2. APÓS O CONCÍLIO DE CALCEDÔNIA. Por algum tempo o erro eutiquiano continuou com os monofisitas e monotelitas, mas finalmente foi dominado pela Igreja. E o perigo de que a natureza humana de Cristo fosse considerada como inteiramente impessoal foi afastado por Leôncio de Bizâncio, quando demonstrou que ela não é impessoal, mas impessoal, tendo a sua subsistência pessoal na pessoa do Filho de Deus. João de Damasco, com quem a Cristologia do Oriente alcançou o seu desenvolvimento máximo, acrescentou a idéia de que há uma circumincessão do divino e do humano em Cristo, uma comunicação dos atributos divinos à natureza humana, de modo que esta é deificada e também podemos dizer que Deus sofreu na carne. Ele mostra a tendência de reduzir a natureza humana à posição de mero órgão ou instrumento do Logos, se bem que admite que há cooperação das duas naturezas, e que a pessoa única exerce ação e vontade em cada natureza, embora a natureza humana esteja sempre sujeita à divina.

Na Igreja Ocidental, Felix, bispo de Urgel, defendeu o Adocionismo. Ele considerava Cristo, quanto a sua natureza divina, isto é, o Logos, como o unigênito Filho de Deus no sentido natural, mas considerava Cristo, em seu lado humano, como um Filho de Deus meramente por adoção. Felix procurou preservar a unidade da pessoa salientando o fato de que, desde o momento da sua concepção, o Filho do homem foi absorvido na unidade da pessoa do Filho de Deus. Fez-se, assim, distinção entre a filiação natural e a adotiva, e esta não começou com o nascimento natural de Cristo, mas teve início por ocasião do seu batismo e se consumou em sua ressurreição. Foi um nascimento espiritual que fez de Cristo o Filho adotivo de Deus. Mais uma vez a Igreja viu a crença na unidade da pessoa de Cristo ameaçada por esse conceito e, portanto, ele foi condenado pelo Sínodo de Franckfurt, em 794.

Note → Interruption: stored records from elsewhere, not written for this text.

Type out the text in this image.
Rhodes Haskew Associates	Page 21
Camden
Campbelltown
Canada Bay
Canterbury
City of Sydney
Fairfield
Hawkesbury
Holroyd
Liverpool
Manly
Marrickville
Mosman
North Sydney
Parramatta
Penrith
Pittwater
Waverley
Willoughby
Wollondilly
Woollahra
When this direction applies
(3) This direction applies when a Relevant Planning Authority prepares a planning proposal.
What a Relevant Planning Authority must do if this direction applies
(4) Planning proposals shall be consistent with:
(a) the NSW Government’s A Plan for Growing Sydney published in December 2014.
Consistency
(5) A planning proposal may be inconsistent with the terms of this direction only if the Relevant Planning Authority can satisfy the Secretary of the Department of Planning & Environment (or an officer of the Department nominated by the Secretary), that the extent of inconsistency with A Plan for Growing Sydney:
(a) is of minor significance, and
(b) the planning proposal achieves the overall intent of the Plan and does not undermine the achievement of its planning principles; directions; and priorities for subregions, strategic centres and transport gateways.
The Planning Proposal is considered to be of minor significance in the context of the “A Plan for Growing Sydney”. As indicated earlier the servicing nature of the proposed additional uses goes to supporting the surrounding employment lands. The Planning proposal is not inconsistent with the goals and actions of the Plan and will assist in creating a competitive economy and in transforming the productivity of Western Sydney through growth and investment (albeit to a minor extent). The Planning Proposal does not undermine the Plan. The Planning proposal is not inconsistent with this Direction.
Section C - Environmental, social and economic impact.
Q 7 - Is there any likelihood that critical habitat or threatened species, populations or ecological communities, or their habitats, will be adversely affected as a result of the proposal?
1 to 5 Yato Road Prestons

A Idade Média acrescentou muito pouca coisa à doutrina da pessoa de Cristo. Devido a várias influências, como as de ênfase à imitação de Cristo, das teorias sobre a expiação, e do desenvolvimento da doutrina da missa, a Igreja se apegou fortemente à plena humanidade de Cristo. "A divindade de Cristo", diz Mackintosh, "passou a ser vista mais como o coeficiente infinito elevando a ação e a paixão humanas a um valor infinito". E, contudo, alguns dos escolásticos expuseram em sua Cristologia um conceito docético de Cristo. Pedro Lombardo não hesitava em dizer que, com relação a sua humanidade, Cristo não era absolutamente nada. Mas este Niilismo foi condenado pela Igreja. Alguns novos pontos foram salientados por Tomás de Aquino. Segundo ele, a pessoa do Logos tornou-se composta na encarnação, e sua união com a natureza humana "impediu" esta última de chegar a ter uma personalidade independente.

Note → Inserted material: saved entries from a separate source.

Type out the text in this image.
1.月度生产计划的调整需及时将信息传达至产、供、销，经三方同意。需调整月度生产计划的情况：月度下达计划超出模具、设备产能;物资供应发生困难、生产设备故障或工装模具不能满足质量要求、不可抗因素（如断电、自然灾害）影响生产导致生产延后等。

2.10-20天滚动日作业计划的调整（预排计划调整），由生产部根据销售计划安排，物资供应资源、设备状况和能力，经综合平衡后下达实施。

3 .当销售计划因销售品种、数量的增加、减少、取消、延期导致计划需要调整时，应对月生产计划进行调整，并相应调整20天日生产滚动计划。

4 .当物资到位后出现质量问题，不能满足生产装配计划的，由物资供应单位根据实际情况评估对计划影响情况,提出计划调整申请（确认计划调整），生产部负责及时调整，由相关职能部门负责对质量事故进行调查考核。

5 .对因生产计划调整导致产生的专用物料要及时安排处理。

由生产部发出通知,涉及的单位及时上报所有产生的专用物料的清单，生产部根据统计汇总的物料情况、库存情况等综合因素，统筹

A natureza humana de Cristo recebeu dupla graça em virtude de sua união com o Logos, (a) a gratia unionis (graça da união), que lhe comunicou uma dignidade especial, de modo que até se tornou objeto de culto, e (b) a gratia habiíualis (graça habitual), que a mantinha em sua relação com Deus. O conhecimento humano de Cristo era duplo, a saber, um conhecimento infuso e um conhecimento adquirido. Há duas vontades em Cristo, mas a causalidade última pertence à vontade divina, à qual a vontade humana está sempre sujeita.